Mögen sie auch groß und ehrenvoll scheinen, die Güter, welche die Welt ihren Freunden bietet; wie darauf nicht zu bauen ist, kann Jeder erkennen. Gewiß ist es, daß sie nur kurze Zeit bestehen, und daß das Ende dieser kurzen Zeit ungewiß ist. Denn was ist gewisser in menschlichen Dingen, als der Tod, was ungewisser, als des Todes Stunde? Er hat auch kein Mitleid mit der Armuth, keine Achtung vor dem Reichthum, verschont kein Geschlecht, ja kein Lebensalter, nur daß er bei Greisen in der Thür, bei Jünglingen im Hinterhalt steht. Wehe dir, wenn du auf die Schlüpfrigkeit dieses Lebens vertrauend nicht merkst, daß es ein Dampf ist, der nur kurze Zeit währet, voll von Nichtigkeit. Hast du endlich die Würde erlangt, nach der du so lange mit Ehrgeiz strebtest: erhalte denn, was du hast.

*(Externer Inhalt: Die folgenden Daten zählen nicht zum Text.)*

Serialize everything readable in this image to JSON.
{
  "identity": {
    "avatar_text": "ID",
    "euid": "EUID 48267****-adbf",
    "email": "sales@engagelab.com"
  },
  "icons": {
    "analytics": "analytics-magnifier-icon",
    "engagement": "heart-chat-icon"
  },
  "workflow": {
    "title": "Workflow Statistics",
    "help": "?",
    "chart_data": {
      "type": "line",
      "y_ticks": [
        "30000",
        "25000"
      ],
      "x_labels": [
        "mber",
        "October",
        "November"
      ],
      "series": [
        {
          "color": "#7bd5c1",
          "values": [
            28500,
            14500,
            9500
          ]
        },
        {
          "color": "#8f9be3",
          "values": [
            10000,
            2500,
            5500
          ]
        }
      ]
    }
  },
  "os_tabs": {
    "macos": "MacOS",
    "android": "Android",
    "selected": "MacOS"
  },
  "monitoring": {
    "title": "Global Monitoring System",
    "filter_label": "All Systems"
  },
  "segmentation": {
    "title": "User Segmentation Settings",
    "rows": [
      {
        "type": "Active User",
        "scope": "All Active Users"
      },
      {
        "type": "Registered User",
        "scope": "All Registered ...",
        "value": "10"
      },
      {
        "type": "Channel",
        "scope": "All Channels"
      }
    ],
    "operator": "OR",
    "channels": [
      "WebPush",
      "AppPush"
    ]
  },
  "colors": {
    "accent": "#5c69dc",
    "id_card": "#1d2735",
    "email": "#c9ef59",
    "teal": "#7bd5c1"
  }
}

Hast du deinen Kasten mit Geld gefüllt: kümmere dich, daß du es nicht verlierest. Hat dein Acker reiche Frucht getragen: brich die Scheuern ab, um größere zu bauen, sprich zu deiner Seele: du hast einen großen Vorrath auf viele Jahre! Doch ein Anderer wird sagen: Du Narr, in dieser Nacht wird man deine Seele von dir fordern und weß wird’s sein, das du bereitet hast? Und wenn es nur noch an dem Verluste des Erworbenen genug wäre, wenn nur nicht der Besitzer zugleich unterginge; denn eher ließe es sich entschuldigen, wenn sich Jemand mit vergänglicher, als daß er sich mit verderblicher Arbeit abmüht. Nun aber ist der Tod der Sünde Sold, und wer auf sein Fleisch säet, der wird vom Fleische das Verderben erndten.